Pair Corralation between Array Digital and Marcus

Allowing for the 90-day total investment horizon Array Digital Infrastructure, is expected to generate 0.85 times more return on investment than Marcus. However, Array Digital Infrastructure, is 1.18 times less risky than Marcus. It trades about 0.19 of its potential returns per unit of risk. Marcus is currently generating about -0.13 per unit of risk. If you would invest  4,380  in Array Digital Infrastructure, on May 28, 2025 and sell it today you would earn a total of  965.00  from holding Array Digital Infrastructure, or generate 22.03% return on investment over 90 days.
Time Period3 Months [change]
DirectionMoves Against 
StrengthWeak
Accuracy98.41%
ValuesDaily Returns

Array Digital Infrastructure,  vs.  Marcus

 Performance 
       Timeline  
Array Digital Infras 

Risk-Adjusted Performance

Good

 
Weak
 
Strong
Compared to the overall equity markets, risk-adjusted returns on investments in Array Digital Infrastructure, are ranked lower than 14 (%) of all global equities and portfolios over the last 90 days. In spite of rather weak fundamental indicators, Array Digital exhibited solid returns over the last few months and may actually be approaching a breakup point.
Marcus 

Risk-Adjusted Performance

Weakest

 
Weak
 
Strong
Over the last 90 days Marcus has generated negative risk-adjusted returns adding no value to investors with long positions. In spite of weak performance in the last few months, the Stock's fundamental indicators remain comparatively stable which may send shares a bit higher in September 2025. The newest uproar may also be a sign of mid-term up-swing for the firm private investors.

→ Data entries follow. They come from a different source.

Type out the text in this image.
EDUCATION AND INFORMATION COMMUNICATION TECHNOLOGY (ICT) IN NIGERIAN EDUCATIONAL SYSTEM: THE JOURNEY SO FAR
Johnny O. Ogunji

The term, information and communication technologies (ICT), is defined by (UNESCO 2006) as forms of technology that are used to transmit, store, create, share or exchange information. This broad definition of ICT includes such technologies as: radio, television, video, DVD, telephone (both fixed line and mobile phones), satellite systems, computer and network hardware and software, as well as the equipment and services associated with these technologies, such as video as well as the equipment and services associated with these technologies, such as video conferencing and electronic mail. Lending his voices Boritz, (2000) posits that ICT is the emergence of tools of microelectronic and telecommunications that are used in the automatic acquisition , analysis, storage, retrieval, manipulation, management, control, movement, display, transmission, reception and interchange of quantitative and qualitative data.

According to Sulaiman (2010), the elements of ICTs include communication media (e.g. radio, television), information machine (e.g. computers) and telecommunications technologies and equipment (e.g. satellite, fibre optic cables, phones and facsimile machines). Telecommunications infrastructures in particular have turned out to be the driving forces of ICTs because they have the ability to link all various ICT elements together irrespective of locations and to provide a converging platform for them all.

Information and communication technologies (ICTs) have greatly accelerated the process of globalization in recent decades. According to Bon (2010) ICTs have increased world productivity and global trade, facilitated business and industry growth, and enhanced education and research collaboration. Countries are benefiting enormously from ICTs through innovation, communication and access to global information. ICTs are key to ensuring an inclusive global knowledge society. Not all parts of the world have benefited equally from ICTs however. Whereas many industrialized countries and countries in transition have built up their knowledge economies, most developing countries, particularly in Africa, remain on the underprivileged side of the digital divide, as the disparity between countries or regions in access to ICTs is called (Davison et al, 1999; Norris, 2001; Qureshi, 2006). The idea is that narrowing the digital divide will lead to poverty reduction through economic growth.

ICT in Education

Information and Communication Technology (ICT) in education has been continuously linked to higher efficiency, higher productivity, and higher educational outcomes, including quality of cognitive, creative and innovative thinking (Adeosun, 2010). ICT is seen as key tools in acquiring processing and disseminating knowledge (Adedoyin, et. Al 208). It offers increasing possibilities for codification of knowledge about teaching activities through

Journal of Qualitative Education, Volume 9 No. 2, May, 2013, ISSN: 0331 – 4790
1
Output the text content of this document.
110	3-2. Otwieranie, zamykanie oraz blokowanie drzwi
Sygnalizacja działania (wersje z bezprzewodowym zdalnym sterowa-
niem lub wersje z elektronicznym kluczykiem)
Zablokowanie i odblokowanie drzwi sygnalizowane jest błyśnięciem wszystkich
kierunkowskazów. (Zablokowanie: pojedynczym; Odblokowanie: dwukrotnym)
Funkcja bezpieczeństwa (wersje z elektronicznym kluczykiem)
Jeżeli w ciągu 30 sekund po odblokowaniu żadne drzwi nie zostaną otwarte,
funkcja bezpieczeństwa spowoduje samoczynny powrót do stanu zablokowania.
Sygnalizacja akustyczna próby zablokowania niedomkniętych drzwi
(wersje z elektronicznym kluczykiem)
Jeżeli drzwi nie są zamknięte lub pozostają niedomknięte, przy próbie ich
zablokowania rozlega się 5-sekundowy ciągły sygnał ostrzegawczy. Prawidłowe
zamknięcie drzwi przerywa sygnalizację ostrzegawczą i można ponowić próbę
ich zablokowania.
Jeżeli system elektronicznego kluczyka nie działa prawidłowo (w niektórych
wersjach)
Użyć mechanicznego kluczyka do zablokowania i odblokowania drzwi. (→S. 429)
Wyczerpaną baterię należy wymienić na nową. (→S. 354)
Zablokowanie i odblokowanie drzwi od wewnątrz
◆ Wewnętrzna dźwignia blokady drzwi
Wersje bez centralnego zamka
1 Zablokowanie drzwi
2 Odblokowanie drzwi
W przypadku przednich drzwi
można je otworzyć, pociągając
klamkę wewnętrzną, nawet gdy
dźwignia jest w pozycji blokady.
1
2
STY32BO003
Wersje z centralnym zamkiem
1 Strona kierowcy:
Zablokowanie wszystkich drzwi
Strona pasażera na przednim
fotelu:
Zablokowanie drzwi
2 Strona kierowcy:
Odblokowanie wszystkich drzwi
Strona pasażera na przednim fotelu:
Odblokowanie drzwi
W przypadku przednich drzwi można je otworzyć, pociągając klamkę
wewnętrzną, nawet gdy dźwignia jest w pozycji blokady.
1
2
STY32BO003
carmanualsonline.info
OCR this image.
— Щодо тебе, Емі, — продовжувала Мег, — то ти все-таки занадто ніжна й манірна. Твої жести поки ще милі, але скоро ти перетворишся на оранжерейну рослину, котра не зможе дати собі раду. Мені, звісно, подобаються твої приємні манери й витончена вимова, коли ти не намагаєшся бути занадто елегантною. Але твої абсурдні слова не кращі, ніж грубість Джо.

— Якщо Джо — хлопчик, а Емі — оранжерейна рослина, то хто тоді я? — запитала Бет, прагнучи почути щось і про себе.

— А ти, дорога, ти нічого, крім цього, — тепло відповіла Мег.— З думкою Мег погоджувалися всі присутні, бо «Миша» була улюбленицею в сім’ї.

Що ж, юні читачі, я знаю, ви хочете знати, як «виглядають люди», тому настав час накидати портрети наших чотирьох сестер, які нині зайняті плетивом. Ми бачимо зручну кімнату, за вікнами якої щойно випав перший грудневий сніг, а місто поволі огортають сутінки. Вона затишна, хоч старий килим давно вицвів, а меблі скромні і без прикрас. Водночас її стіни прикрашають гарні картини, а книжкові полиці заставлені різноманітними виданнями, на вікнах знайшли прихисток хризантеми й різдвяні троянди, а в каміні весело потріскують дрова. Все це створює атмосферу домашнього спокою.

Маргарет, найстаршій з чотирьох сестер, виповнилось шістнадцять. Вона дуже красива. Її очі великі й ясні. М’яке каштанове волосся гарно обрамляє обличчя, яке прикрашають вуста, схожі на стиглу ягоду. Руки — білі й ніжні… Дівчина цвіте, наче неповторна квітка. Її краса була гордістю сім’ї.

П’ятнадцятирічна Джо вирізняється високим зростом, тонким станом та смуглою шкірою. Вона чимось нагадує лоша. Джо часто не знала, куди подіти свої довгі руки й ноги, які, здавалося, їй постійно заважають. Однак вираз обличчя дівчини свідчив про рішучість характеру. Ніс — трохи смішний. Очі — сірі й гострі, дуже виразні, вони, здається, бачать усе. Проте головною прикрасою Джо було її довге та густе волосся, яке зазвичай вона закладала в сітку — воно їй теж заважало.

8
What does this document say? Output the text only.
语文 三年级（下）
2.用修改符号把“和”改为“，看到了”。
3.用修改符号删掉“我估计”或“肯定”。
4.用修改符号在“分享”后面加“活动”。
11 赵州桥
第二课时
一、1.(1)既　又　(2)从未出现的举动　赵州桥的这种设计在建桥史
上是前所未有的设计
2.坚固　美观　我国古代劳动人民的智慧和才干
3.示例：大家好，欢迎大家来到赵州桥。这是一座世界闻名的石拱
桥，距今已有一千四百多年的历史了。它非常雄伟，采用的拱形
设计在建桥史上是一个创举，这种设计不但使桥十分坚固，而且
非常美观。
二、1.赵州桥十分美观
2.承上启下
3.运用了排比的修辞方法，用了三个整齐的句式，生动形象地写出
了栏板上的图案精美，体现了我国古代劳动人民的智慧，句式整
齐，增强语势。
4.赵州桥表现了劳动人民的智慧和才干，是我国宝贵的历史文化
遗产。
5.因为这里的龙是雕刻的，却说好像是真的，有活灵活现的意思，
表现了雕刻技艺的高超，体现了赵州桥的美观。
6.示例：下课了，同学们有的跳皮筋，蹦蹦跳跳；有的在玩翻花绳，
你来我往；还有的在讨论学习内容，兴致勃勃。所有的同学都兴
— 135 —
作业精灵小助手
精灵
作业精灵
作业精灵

Array Digital and Marcus Volatility Contrast

   Predicted Return Density   
       Returns  

Pair Trading with Array Digital and Marcus

The main advantage of trading using opposite Array Digital and Marcus positions is that it hedges away some unsystematic risk. Because of two separate transactions, even if Array Digital position performs unexpectedly, Marcus can make up some of the losses. Pair trading also minimizes risk from directional movements in the market. For example, if an entire industry or sector drops because of unexpected headlines, the short position in Marcus will offset losses from the drop in Marcus' long position.
The idea behind Array Digital Infrastructure, and Marcus pairs trading is to make the combined position market-neutral, meaning the overall market's direction will not affect its win or loss (or potential downside or upside). This can be achieved by designing a pairs trade with two highly correlated stocks or equities that operate in a similar space or sector, making it possible to obtain profits through simple and relatively low-risk investment.
Check out your portfolio center.
Note that this page's information should be used as a complementary analysis to find the right mix of equity instruments to add to your existing portfolios or create a brand new portfolio. You can also try the Cryptocurrency Center module to build and monitor diversified portfolio of extremely risky digital assets and cryptocurrency.